Natural gas, however, is not the world’s fastest growing source of energy; it is merely the fastest growing source of fossil fuel energy. The fastest growing energy source — of any kind — is solar photovoltaics. Solar generation grew by an astounding 30% from 2023 to 2024, according to the International Energy Agency. By a slightly different metric, renewables (which include wind) grew by 6% last year, while natural gas grew by 2.7%, per the IEA.
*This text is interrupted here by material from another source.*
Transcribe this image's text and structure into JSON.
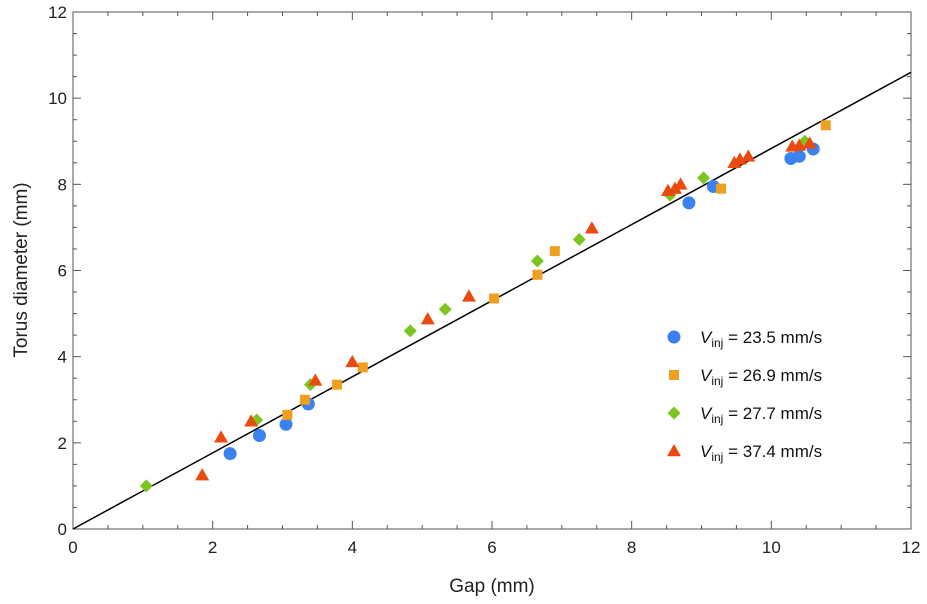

It is worth reading some of the replies to Wright’s solar tweet; what you see are plenty of Trump-friendly (or at least Trump-agnostic) accounts raising their eyebrows at his clownishness. Fossil nerds, based tech bros, even AI experts are raising their eyebrows and asking: Surely the Energy Secretary couldn’t be this, well, ignorant?
I can’t claim to know what’s happening in Wright’s mind. But I do know what’s happening with his policy — and this weak messaging, in my view, points to the intractability of Wright’s position. On the one hand, Wright leads the Trump administration’s energy policy, and that policy is now dominated by a culture war against any type of electricity generation that doesn’t, in some way, “own the libs” — meaning coal, natural gas, and nuclear. The government has arbitrarily halted offshore wind construction, blocked hundreds of millions in funding, and yanked approvals away from nearly complete projects. Even if Wright believes that offshore wind is ill-advised, this kind of interference with businesses and contracts is even more costly — it is not how someone acts when he is focused on energy affordability above all.
On the other hand, Wright represents that quadrant of the modern Republican Party that remains focused (however feebly) on technological development and economic growth. This cohort champions artificial intelligence and American re-industrialization; they want an abundance of cheap energy; they fear a rising China. They are also alert and informed enough to realize that China must be doing something right — otherwise it wouldn’t be industrializing so quickly — and that a country that can add 256 gigawatts of electricity in six months without breaking a sweat will probably find some useful way to use it.
Between these two poles, Wright must scurry. So he insists that the Trump administration is working to add as much electricity capacity as possible for AI, and brags that AI turns electricity into intelligence, then qualifies that only some types of electricity generation are good for AI:
He says that AI “is going to massively empower the human mind” and transform the economy, but adds implicitly that this can only come under certain conditions, which don’t involve power lines that irritate farmers, wind farms that trouble the president, or the fastest-growing new source of power on the planet. He calls AI “the Manhattan Project of our time” and says that therefore the government needs to get out of the way.
It is an act that has worked, up to a point, so far. But Wright’s public performance of his complicated role can only go on for so long. Everyone who enters the Trump administration imagines that they will do so with their public image and integrity intact. Not everyone can pull it off.